NEW YORK — Urban hip, suburban prep or fashion-forward contemporary woman — regardless of style, specialty retailers Urban Outfitters Inc., American Eagle Outfitters Inc. and Bebe Stores Inc. struck on hot product assortments for spring and early summer, sending sales and earnings soaring.

Pennsylvania-based teen retailers American Eagle and Urban Outfitters had similar results for the second quarter, with both companies posting double-digit sales gains for the quarter and six-month periods, translating into triple-digit increases in earnings for both.

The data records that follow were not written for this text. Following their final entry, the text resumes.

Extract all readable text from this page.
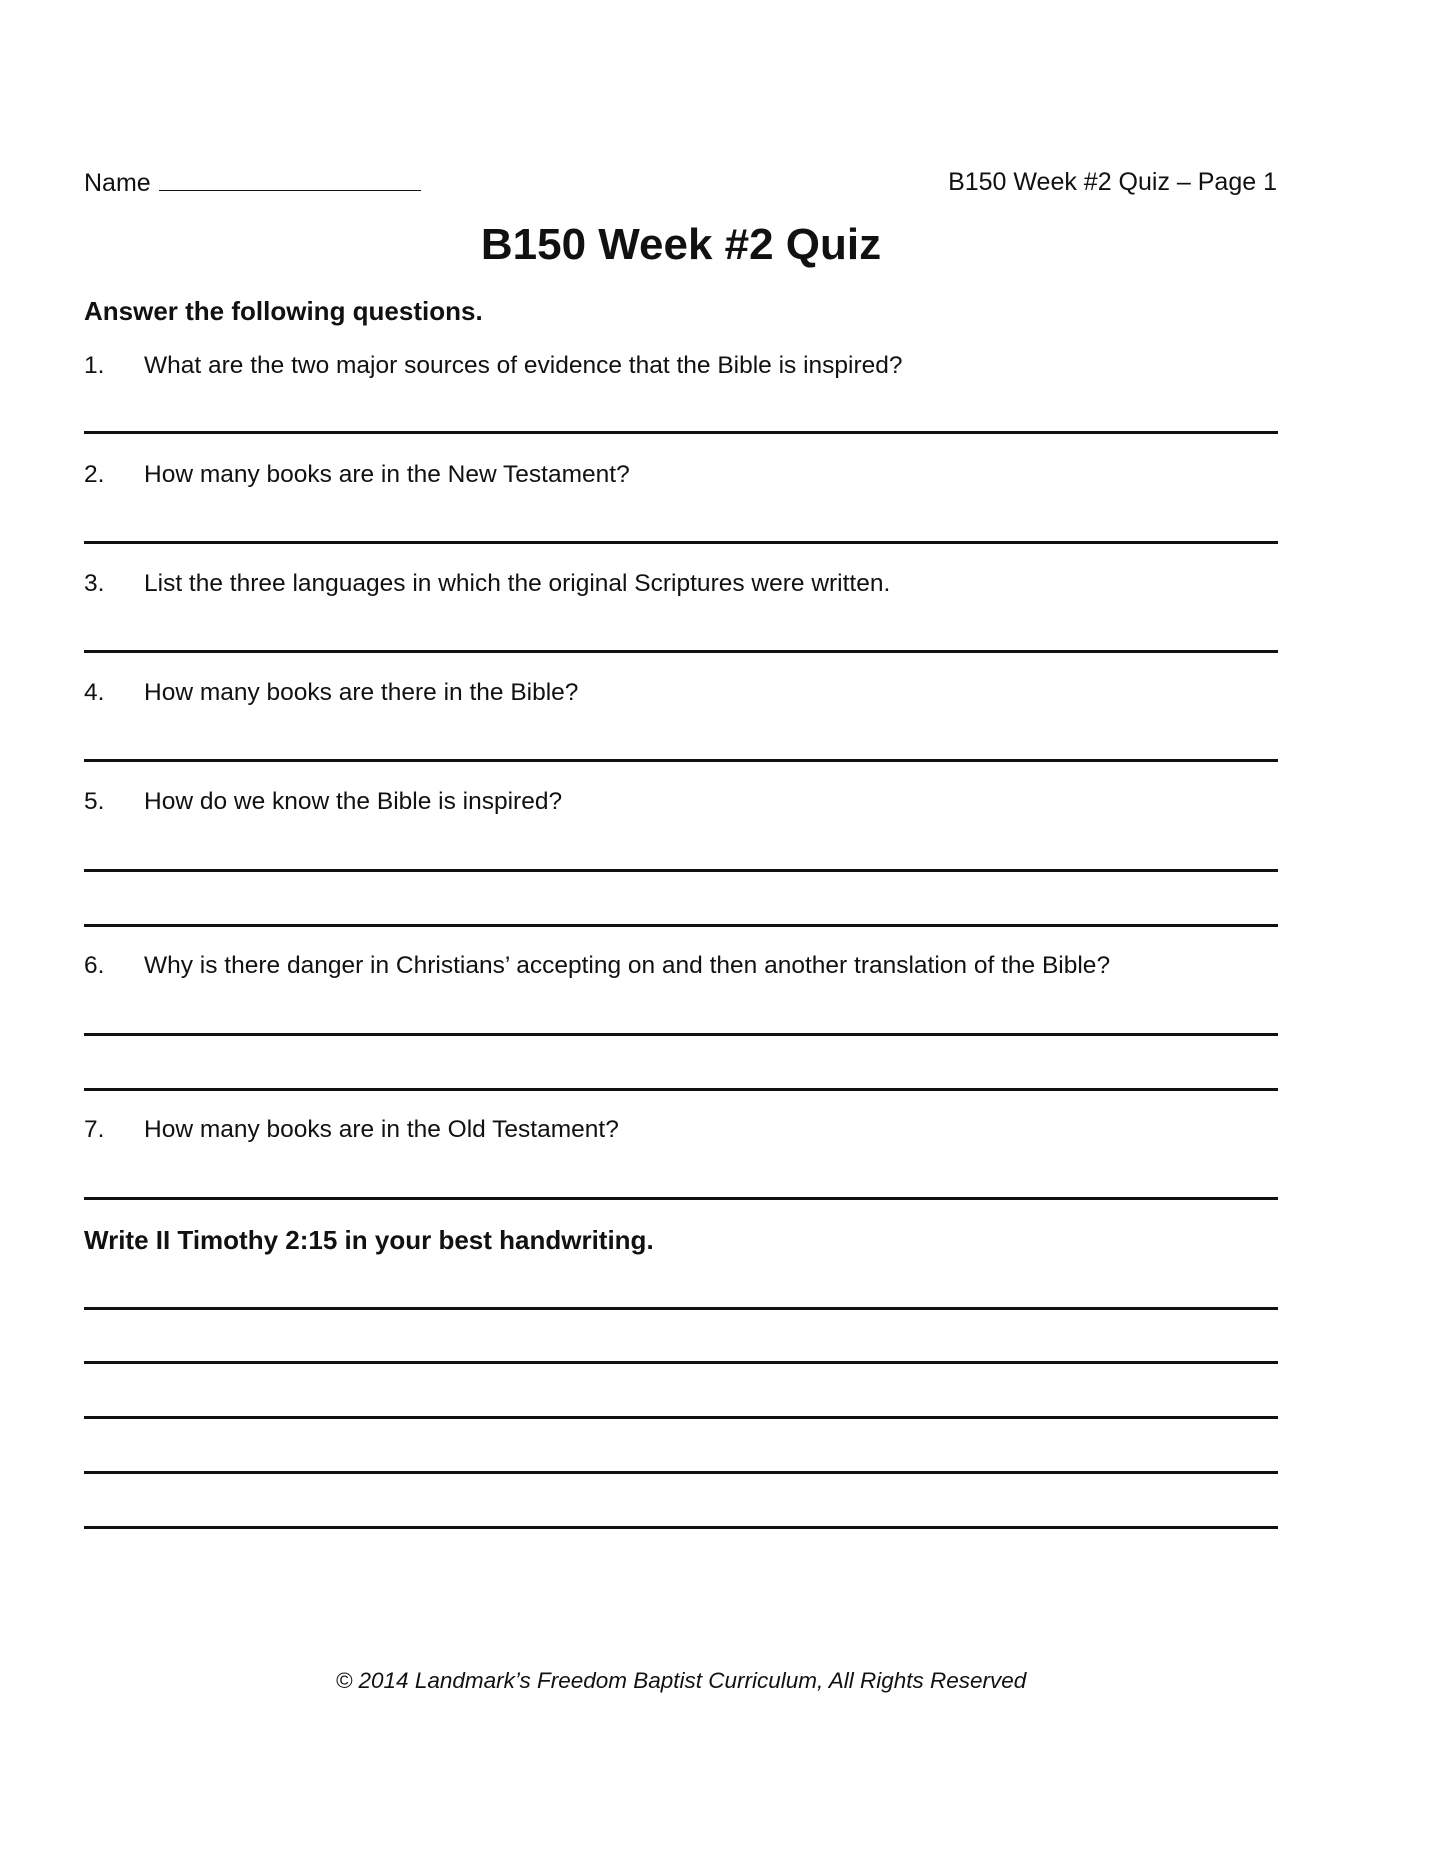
Name	B150 Week #2 Quiz – Page 1
B150 Week #2 Quiz
Answer the following questions.
1. What are the two major sources of evidence that the Bible is inspired?
2. How many books are in the New Testament?
3. List the three languages in which the original Scriptures were written.
4. How many books are there in the Bible?
5. How do we know the Bible is inspired?
6. Why is there danger in Christians’ accepting on and then another translation of the Bible?
7. How many books are in the Old Testament?
Write II Timothy 2:15 in your best handwriting.
© 2014 Landmark’s Freedom Baptist Curriculum, All Rights Reserved
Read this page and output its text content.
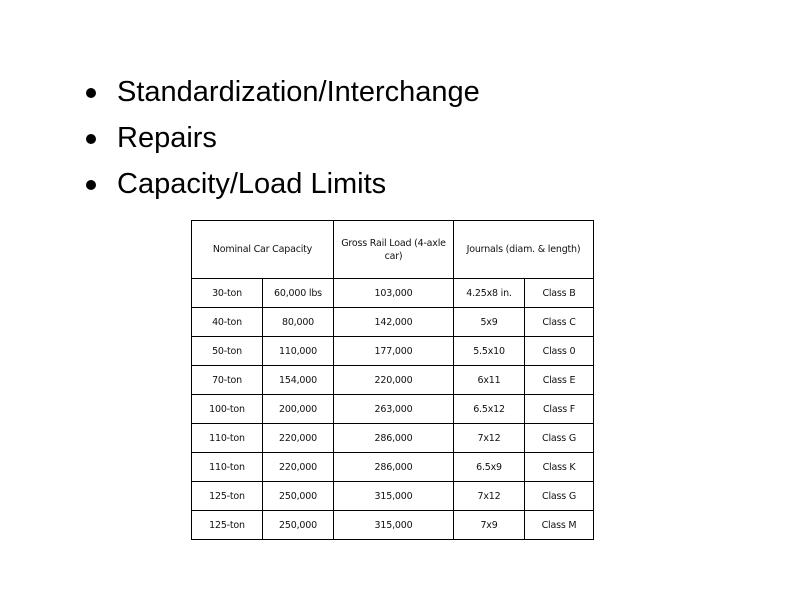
Standardization/Interchange
Repairs
Capacity/Load Limits
Nominal Car Capacity		Gross Rail Load (4-axle car)	Journals (diam. & length)	
30-ton	60,000 lbs	103,000	4.25x8 in.	Class B
40-ton	80,000	142,000	5x9	Class C
50-ton	110,000	177,000	5.5x10	Class 0
70-ton	154,000	220,000	6x11	Class E
100-ton	200,000	263,000	6.5x12	Class F
110-ton	220,000	286,000	7x12	Class G
110-ton	220,000	286,000	6.5x9	Class K
125-ton	250,000	315,000	7x12	Class G
125-ton	250,000	315,000	7x9	Class M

For American Eagle, rising sales and dramatically reduced costs ignited earnings. For the three months ended July 31, earnings rocketed 265.5 percent to $29.6 million, or 40 cents a diluted share, besting Wall Street’s consensus estimate of 38 cents a share. Comparatively, the company reported earnings of $8.1 million, or 11 cents a share, in the same period a year ago.

Sales rose 22.8 percent to $413.8 million from $337.1 million, with a 12.7 percent gain in comparable-store sales for the quarter.

“Our merchandise assortments are fashion-ripe and are perfectly geared to our 15- to 25-year-old target customer,” said James O’Donnell, chief executive officer of AE, during the company conference call. “We continue to have focus assortments with brand-defining key items that have been driving the significant improvement of our business.”

In contrast to Abercrombie & Fitch, whose executives said the retailer is missing out on potential sales during the quarter due to a lack of denim offerings, AE’s denim lines have been hot across the board.

“The cornerstone of the line is denim, which is and has been quite strong for us in both men’s and women’s,” said Roger Markfield, president of AE, during the call. “It has been a strategic goal of the company to be the very best in denim with the best styles, fit, quality and value for our target customer.”

Further fueling profits was a drastic reduction in costs. Cost of sales plunged 670 basis points to $249.5 million, or 60.3 percent of sales, compared with costs of $225.9 million, or 67 percent of sales, in the year-ago period.

Results were even greater for the first six months, with earnings exploding 277.3 percent to $54.7 million, or 74 cents a diluted share, compared with earnings of $14.5 million, or 20 cents, in the same period a year ago.